Joseph told us an incredibly long winded story - losing most of us in the process - about a local prince who ran away from home because he didn't want to marry the girl his parents had chosen for him. He worked as a stable boy in a neighbouring kingdom until he fell in love with princess there and revealed himself. They were married and had a child. Then he got bored one day so left and headed back to his home kingdom. On the way, he heard cries for help coming from a cave. The spirits of a nearby lake - five sisters - had been kidnapped and held captive by a giant spider. They said that if he rescued them and killed the spider, the prince could chose the most beautiful to marry. So naturally, he stepped up and shot the spider with his bow and arrow and married the most beautiful lake spirit. Now maybe this story loses something in translation or in Joseph's broken English explanations, but when we asked him what happened to the first wife, Joseph just shrugged and grinned awkwardly, saying 'oh, she just went away'. What kind of story is that? Whatever the real story, the entrance to these caves still sports a statue of the prince shooting a giant black spider.

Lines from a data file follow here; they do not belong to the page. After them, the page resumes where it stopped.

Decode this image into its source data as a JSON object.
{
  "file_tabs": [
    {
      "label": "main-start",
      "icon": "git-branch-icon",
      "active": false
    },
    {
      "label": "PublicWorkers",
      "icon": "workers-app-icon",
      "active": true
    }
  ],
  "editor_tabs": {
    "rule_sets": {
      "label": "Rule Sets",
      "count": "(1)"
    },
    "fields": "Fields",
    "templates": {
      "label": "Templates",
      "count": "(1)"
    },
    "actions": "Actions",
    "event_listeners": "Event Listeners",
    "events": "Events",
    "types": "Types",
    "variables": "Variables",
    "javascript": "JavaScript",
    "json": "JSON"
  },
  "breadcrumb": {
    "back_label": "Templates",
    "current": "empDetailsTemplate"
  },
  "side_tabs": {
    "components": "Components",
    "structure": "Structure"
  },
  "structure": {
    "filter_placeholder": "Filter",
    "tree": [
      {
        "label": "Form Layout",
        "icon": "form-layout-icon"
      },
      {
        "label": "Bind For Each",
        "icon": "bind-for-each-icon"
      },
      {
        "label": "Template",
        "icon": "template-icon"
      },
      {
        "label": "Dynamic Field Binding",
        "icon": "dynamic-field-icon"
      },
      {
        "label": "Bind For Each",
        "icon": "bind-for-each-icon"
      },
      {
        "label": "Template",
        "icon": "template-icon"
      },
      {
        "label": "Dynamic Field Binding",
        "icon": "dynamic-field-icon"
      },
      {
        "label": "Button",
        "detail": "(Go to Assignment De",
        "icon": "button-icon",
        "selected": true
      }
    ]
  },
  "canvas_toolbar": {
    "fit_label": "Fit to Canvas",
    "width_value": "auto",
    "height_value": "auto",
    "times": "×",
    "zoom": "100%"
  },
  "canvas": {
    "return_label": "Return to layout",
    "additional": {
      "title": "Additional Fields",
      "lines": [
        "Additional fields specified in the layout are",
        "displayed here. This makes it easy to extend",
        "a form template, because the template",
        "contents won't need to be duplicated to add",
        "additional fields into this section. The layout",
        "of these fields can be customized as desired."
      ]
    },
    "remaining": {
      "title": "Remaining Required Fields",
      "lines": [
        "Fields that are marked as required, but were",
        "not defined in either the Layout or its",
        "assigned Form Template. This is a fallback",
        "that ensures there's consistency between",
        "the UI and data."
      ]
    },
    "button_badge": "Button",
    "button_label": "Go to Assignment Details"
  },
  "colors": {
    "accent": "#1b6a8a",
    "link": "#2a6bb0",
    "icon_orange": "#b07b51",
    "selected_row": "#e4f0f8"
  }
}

The Shwe Oo Min Pagoda is made up of a network of natural caves, filled to the brim with Buddha statues. The last count, according to my Lonely Planet comes in at over 8700, but more are added on a regular basis. The first cave looks like something Indiana Jones might come across on his adventures. Thousands of gold painted Buddha statues - made of clay, cement, teak, brick and plaster - in a range of sizes from knee height to towering several feet above my head, piled haphazardly in every nook and cranny, creating a vast maze that it would be easy to lose yourself in for a good while. I amused myself taking Indiana Jones shadow pictures with my hat on. We were suitably impressed with this, but then discovered the passageway continued further into the caves and revealed many more 'rooms' lined with smaller Buddhas in a range of positions and carved from even more materials, such as jade, marble and even glass.
For something we were expecting to be a bit tacky, especially after Joseph's long story, the caves turned out to be a very imaginitive place that we enjoyed exploring.
We drove back towards Kalaw and continued south to Lake Inle, spending most of the day on the road. We stopped off to pre-order our dinner at a pizza restaurant called Mister Toe's (I kid you not) which also served curries and local fish dishes. We were staying in the biggest hotel in Naugshwe, the Hu Pin Hotel. Ailsa and I had an interesting discussion with the porter about the padlocked fire escape at the end of the corridor (right outside our room). He happily fetched the key and opened the screen door thinking we wanted to see the view over the lake from the fire escape platform, but it took some convincing for him not to lock the doors shut again. He kept telling us the key was at reception (two floors down at the far end of the corridor) if we needed it, but couldn't see how that wasn't helpful in the event of a fire. In the end we compromised by leaving the padlock in the door but left unlocked.
Despite the somewhat dodgy looking lake water, the fish curry at Mister Toe's turned out to be excellent. A lovely meal to finish a good day.